Mr. Speaker, earlier the Minister of Agriculture parliamentary secretary's failed to answer the question on providing any legal opinion supporting his actions to use regulations to undermine the Canadian Wheat Board.

Will the parliamentary secretary confirm that justice officials warned against using regulations in his attempt to undermine the board, or is the government just flaunting the law? Further, is the minister now prepared to compensate producers for losses that occur as a result of the government's actions?

AgricultureOral Questions

2:55 p.m.

Cypress Hills—Grasslands Saskatchewan

Conservative

David Anderson ConservativeParliamentary Secretary to the Minister for the Canadian Wheat Board

Mr. Speaker, the member knows full well that the minister has acted as fully as he can. Barley producers look forward to August 1.

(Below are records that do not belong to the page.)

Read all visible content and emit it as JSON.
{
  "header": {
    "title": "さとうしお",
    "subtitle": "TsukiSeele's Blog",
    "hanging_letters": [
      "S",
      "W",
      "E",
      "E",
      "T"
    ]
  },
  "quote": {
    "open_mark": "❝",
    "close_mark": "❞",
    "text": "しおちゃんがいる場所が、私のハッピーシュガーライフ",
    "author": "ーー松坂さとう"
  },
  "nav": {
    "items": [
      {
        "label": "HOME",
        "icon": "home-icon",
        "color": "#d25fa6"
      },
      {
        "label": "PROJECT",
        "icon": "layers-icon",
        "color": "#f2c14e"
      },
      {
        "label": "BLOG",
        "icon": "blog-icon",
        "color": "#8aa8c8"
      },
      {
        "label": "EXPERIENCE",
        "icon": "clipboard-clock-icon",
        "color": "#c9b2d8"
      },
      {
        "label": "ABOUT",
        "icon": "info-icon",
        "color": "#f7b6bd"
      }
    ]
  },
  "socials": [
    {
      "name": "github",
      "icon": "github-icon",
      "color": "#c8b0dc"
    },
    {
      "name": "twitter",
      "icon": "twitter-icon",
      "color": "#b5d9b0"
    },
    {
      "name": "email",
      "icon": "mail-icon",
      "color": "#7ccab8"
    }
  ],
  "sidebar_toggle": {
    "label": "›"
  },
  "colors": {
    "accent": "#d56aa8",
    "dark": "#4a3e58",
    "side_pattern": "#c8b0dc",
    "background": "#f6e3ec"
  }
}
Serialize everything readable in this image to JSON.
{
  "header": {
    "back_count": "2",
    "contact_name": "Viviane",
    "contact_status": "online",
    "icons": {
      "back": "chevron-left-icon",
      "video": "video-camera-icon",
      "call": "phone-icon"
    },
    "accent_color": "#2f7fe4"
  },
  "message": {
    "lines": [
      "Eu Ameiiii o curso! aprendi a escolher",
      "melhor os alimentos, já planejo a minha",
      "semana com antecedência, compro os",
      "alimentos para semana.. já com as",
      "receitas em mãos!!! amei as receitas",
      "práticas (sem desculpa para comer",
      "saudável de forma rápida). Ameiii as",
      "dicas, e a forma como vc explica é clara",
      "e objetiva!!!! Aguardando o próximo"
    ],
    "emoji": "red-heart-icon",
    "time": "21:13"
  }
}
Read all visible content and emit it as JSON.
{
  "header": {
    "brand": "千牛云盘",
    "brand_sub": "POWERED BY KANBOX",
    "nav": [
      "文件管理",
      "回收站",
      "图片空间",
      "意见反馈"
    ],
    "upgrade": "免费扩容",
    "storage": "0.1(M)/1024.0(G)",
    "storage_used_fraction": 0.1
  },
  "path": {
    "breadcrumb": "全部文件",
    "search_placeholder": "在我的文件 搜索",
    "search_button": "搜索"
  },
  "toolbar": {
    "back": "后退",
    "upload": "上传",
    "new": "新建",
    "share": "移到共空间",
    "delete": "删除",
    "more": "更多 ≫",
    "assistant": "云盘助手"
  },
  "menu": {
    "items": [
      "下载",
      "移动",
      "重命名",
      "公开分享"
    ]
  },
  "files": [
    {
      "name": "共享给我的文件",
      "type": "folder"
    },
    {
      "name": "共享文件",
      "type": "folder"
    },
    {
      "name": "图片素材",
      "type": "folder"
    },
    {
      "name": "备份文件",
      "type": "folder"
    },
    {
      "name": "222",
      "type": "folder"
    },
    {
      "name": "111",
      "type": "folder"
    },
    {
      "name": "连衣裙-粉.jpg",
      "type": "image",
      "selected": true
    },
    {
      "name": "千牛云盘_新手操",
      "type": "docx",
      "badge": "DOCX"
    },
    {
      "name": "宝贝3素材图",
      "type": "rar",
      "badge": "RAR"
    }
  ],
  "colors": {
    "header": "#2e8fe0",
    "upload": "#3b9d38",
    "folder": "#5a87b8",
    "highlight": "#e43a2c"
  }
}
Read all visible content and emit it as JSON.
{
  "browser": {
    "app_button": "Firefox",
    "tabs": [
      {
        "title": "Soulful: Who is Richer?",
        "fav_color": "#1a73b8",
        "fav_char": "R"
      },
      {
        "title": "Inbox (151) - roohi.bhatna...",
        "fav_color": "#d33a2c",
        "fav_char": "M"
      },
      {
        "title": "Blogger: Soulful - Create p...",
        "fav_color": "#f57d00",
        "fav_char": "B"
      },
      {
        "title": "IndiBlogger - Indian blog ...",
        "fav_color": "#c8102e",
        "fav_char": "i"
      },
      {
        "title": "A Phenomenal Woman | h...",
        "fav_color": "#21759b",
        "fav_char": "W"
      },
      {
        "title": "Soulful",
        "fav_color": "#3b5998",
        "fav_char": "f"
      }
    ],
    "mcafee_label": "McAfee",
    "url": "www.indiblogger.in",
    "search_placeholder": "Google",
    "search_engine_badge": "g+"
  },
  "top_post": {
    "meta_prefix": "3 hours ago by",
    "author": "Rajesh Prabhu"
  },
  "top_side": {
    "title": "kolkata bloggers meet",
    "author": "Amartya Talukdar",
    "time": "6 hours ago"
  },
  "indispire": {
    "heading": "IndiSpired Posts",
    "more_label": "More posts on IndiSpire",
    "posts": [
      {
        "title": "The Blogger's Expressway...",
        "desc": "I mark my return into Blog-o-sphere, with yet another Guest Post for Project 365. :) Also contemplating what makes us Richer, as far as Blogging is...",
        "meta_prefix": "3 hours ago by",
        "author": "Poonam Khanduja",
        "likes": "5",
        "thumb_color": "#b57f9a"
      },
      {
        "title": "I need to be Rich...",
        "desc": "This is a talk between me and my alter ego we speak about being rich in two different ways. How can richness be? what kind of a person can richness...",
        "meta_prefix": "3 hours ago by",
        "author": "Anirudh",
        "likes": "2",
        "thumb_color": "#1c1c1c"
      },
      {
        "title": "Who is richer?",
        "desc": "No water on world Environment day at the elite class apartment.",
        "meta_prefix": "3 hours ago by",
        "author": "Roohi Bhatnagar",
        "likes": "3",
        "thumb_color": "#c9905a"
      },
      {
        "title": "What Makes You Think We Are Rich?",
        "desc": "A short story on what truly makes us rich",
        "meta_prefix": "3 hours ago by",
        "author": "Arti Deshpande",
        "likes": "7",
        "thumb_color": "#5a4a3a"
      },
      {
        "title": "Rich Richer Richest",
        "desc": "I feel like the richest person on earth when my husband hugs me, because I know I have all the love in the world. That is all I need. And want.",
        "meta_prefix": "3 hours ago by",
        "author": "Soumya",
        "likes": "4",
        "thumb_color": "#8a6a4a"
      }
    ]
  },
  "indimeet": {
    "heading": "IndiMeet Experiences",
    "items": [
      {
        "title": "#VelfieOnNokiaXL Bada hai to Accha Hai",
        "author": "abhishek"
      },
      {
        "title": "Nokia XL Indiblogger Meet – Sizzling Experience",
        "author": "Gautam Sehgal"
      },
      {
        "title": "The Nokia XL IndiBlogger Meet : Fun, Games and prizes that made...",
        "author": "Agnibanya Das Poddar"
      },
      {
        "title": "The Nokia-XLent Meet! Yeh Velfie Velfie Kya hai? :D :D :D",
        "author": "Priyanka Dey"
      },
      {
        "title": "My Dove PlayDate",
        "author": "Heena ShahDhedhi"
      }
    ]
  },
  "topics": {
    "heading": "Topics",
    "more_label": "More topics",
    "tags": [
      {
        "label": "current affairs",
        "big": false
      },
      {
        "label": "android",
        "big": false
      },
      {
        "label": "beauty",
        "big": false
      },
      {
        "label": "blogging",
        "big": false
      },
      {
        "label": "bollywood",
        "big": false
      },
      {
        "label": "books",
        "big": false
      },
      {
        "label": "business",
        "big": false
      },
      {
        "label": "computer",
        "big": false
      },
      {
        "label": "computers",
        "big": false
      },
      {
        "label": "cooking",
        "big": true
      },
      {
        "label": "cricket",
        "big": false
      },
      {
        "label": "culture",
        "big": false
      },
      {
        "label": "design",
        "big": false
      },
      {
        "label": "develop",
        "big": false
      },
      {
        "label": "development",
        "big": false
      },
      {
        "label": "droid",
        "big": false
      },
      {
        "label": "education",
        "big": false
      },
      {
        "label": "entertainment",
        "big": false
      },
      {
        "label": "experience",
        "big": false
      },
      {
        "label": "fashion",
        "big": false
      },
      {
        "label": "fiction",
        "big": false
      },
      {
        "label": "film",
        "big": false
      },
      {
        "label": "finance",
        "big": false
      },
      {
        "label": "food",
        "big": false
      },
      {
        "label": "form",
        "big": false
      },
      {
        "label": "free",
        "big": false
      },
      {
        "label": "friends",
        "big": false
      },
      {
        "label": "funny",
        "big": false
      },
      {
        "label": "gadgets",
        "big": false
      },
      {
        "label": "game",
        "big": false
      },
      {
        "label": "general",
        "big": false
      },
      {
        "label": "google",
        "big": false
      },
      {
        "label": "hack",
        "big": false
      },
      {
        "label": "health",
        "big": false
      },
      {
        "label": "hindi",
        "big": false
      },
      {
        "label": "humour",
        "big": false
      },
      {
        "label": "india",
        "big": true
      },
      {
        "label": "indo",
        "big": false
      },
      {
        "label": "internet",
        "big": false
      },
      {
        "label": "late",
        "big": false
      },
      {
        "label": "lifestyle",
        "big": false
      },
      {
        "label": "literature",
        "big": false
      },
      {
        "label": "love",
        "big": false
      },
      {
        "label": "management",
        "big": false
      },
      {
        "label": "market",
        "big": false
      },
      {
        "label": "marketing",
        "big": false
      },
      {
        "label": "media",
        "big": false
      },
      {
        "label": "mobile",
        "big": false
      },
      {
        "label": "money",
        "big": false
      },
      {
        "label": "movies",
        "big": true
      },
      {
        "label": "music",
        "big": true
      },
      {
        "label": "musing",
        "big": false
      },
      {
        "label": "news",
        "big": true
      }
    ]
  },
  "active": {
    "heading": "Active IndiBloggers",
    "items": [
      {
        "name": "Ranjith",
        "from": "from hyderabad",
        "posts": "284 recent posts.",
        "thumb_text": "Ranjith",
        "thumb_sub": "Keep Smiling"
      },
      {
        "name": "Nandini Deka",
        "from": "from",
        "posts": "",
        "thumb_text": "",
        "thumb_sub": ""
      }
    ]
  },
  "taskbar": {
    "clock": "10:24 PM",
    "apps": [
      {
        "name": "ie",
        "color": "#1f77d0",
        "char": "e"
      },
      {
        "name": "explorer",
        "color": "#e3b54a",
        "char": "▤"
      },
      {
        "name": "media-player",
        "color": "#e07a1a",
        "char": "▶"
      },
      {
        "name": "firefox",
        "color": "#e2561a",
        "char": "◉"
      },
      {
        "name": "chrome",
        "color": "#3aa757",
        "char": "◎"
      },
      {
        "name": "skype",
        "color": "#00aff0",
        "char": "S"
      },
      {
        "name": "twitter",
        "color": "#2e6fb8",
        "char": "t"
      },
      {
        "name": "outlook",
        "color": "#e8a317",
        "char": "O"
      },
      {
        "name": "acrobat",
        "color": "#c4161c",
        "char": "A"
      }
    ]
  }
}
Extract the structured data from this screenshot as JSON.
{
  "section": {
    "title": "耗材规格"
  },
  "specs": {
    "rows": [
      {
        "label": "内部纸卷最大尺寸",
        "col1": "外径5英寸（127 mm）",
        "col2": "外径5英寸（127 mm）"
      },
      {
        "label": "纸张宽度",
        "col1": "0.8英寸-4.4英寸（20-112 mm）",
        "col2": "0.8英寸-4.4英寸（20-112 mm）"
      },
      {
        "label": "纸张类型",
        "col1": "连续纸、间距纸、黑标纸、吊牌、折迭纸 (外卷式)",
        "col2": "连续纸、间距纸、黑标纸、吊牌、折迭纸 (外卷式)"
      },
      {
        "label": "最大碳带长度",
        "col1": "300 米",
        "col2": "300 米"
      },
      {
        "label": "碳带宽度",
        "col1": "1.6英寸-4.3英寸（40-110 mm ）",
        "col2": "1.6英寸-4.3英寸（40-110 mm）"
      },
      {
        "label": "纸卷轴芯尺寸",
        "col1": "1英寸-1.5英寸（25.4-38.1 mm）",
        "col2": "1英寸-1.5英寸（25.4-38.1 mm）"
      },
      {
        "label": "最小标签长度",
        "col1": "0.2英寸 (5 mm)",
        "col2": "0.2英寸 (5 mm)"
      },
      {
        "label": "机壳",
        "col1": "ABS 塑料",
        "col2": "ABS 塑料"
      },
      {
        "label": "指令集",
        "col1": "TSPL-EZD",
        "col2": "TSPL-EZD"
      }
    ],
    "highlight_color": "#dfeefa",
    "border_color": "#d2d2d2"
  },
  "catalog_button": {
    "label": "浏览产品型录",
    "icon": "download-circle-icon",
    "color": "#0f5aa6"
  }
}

The member has consistently sided with the huge malting companies against western Canadian producers. Barley prices have gone up 20% in the last 10 days. He is trying to take that away from farmers. The real question we should ask is, why?

JusticeOral Questions

2:55 p.m.

Conservative

Joy Smith Conservative Kildonan—St. Paul, MB

Mr. Speaker, our government has taken action to increase the level of safety for vulnerable people in our society. We have brought forward legislation increasing the age of sexual consent from 14 to 16. We established a federal ombudsman for victims of crime. We eliminated the use of house arrest for people who commit serious crimes.

Could the Parliamentary Secretary to the Minister of Citizenship and Immigration say what action our government is taking to further assist victims of human trafficking who have come to Canada from abroad?